Folk meets classical when Omega Ensemble plays Songs from the Bush

Review by: Steve Moffatt, NewsLocal

AN evocation of Australia’s past and present through traditional folk melodies and contemporary classical music is how Ian Munro describes his clarinet quintet, Songs from the Bush.

The piece is featured on Sydney-based Omega Ensemble’s lovely debut album on ABC Classics and it made for a perfect ending to the group’s latest concert at Sydney Opera House’s intimate Utzon Room.

The work’s outer movements, Country Dance and Drover’s Lament, are inspired by tunes collected in the 1950s and ‘60s by James Meredith for his book, Folk Songs of Australia, which has been a fertile seed bank for the Melbourne-based composer over the years.



David Rowden’s hauntingly beautiful clarinet wafted over the gentle spacious chorale of strings in the Campfire and Night Sky middle section — “all my own work” Munro told the audience with a grin — and it was not hard to imagine the Milky Way stretching over the outback.

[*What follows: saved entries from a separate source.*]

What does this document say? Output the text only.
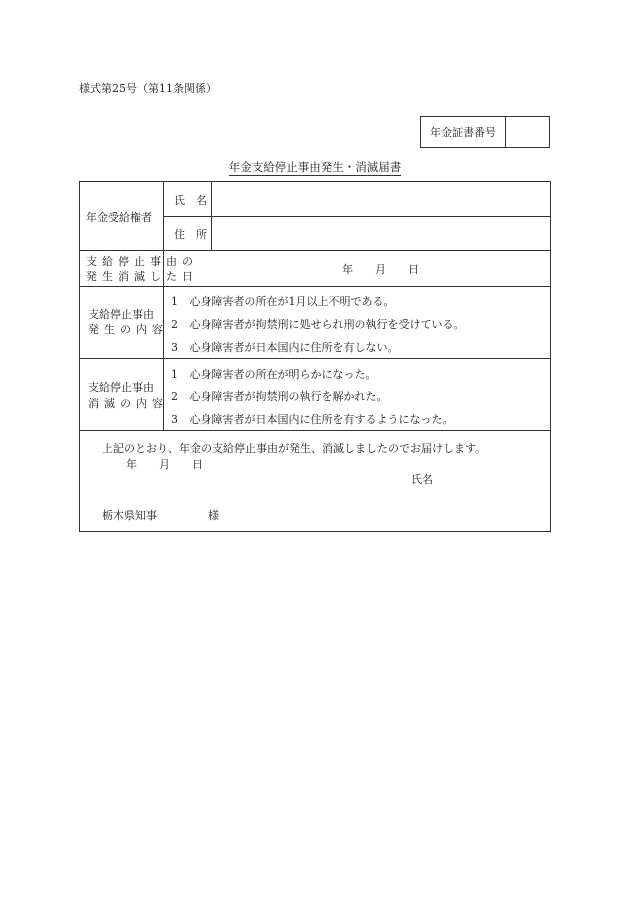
様式第25号（第11条関係）
年金証書番号
年金支給停止事由発生・消滅届書
年金受給権者
氏　名
住　所
支給停止事由の
発生消滅した日
年 月 日
支給停止事由
発生の内容
1 心身障害者の所在が1月以上不明である。
2 心身障害者が拘禁刑に処せられ刑の執行を受けている。
3 心身障害者が日本国内に住所を有しない。
支給停止事由
消滅の内容
1 心身障害者の所在が明らかになった。
2 心身障害者が拘禁刑の執行を解かれた。
3 心身障害者が日本国内に住所を有するようになった。
上記のとおり、年金の支給停止事由が発生、消滅しましたのでお届けします。
年 月 日
氏名
栃木県知事	様
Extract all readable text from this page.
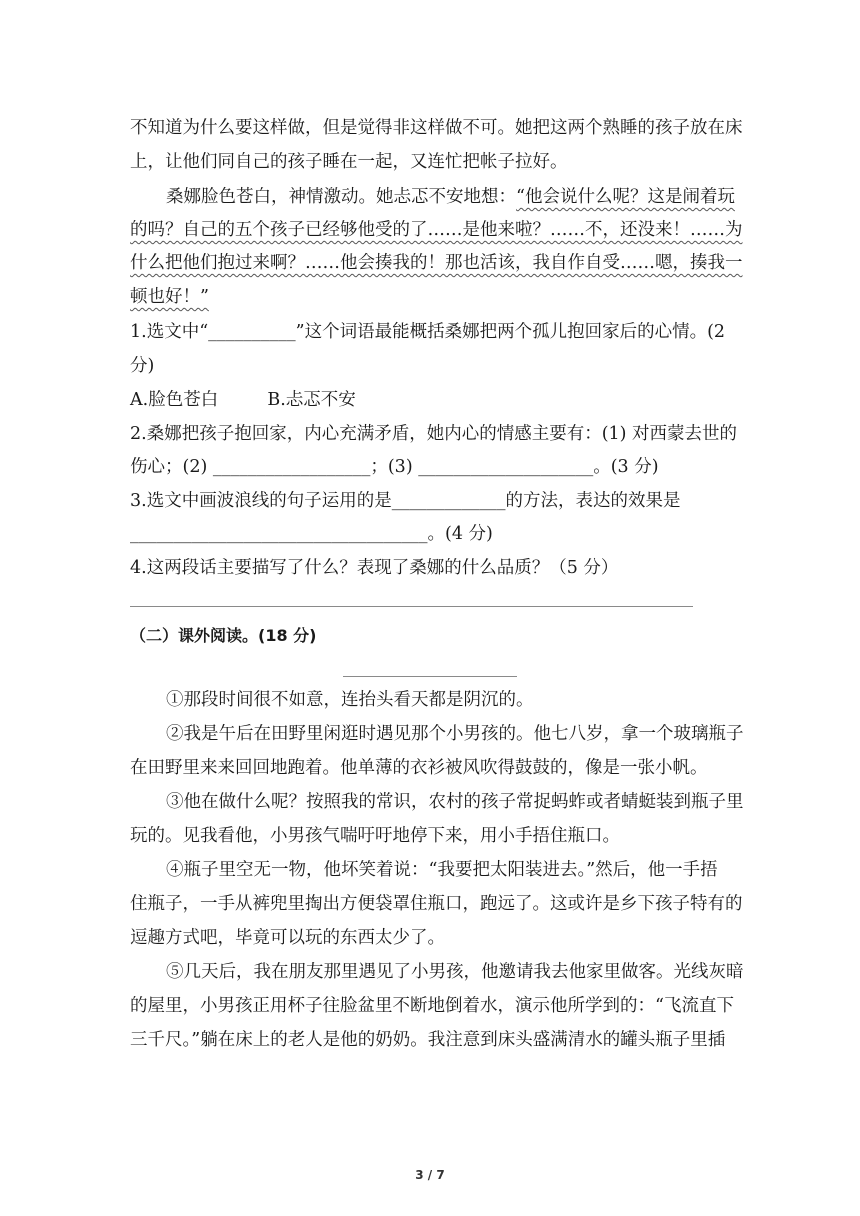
不知道为什么要这样做，但是觉得非这样做不可。她把这两个熟睡的孩子放在床
上，让他们同自己的孩子睡在一起，又连忙把帐子拉好。
桑娜脸色苍白，神情激动。她忐忑不安地想：“他会说什么呢？这是闹着玩
的吗？自己的五个孩子已经够他受的了……是他来啦？……不，还没来！……为
什么把他们抱过来啊？……他会揍我的！那也活该，我自作自受……嗯，揍我一
顿也好！”
1.选文中“__________”这个词语最能概括桑娜把两个孤儿抱回家后的心情。(2
分)
A.脸色苍白	B.忐忑不安
2.桑娜把孩子抱回家，内心充满矛盾，她内心的情感主要有：(1) 对西蒙去世的
伤心；(2) __________________；(3) ____________________。(3 分)
3.选文中画波浪线的句子运用的是_____________的方法，表达的效果是
__________________________________。(4 分)
4.这两段话主要描写了什么？表现了桑娜的什么品质？（5 分）
（二）课外阅读。(18 分)
①那段时间很不如意，连抬头看天都是阴沉的。
②我是午后在田野里闲逛时遇见那个小男孩的。他七八岁，拿一个玻璃瓶子
在田野里来来回回地跑着。他单薄的衣衫被风吹得鼓鼓的，像是一张小帆。
③他在做什么呢？按照我的常识，农村的孩子常捉蚂蚱或者蜻蜓装到瓶子里
玩的。见我看他，小男孩气喘吁吁地停下来，用小手捂住瓶口。
④瓶子里空无一物，他坏笑着说：“我要把太阳装进去。”然后，他一手捂
住瓶子，一手从裤兜里掏出方便袋罩住瓶口，跑远了。这或许是乡下孩子特有的
逗趣方式吧，毕竟可以玩的东西太少了。
⑤几天后，我在朋友那里遇见了小男孩，他邀请我去他家里做客。光线灰暗
的屋里，小男孩正用杯子往脸盆里不断地倒着水，演示他所学到的：“飞流直下
三千尺。”躺在床上的老人是他的奶奶。我注意到床头盛满清水的罐头瓶子里插
3 / 7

The strings, led by Emma Jardine, Streeton Trio violinist and former regular with the Orchestre de la Suisse Romande, had a larger role in the other movements, especially the last one with its nameless jig opening.

Omega Ensemble performs Ian Munro's Songs from the Bush

Jardine and second violin Vivien Jeffery, violist Neil Thompson and cellist Paul Stender had opened the program with a solid performance of Mozart’s Hunt Quartet, perhaps the most popular of the six works he dedicated to his teacher Joseph Haydn.

After one or two minor tuning problems in the first movement, the players settled down to an enjoyable reading, with the wonderful adagio third movement a standout.

This led to the world premiere of Cyrus Meurant’s Concertino for Clarinet and String Quartet, the third piece the Sydney composer and arranger has written for Omega.

A straight-through work in two parts, it starts with a hushed unaccompanied clarinet introduction before a muted chorale of strings joins in. The chord progression becomes more insistent and the clarinet embroiders over the top with a Jewish feel to the phrasing.


The second part quickens and intensifies with repeated rising motifs ending in a joyful Michael Nyman-like minimalist crescendo.

The other work on the program, Ferruccio Busoni’s Suite for Clarinet and String Quartet, is something of a curiosity. The Italian born composer is better known as a composer for piano and for his virtuosic arrangements of Bach.

This earlier work was written for his father, who was a good if not brilliant clarinetist, and its three short movements have the feel of Viennese late romantic elegance with a nice autumnal finale nicely reflecting the late sunny May afternoon outside the Utzon’s Room’s feature harbourside window.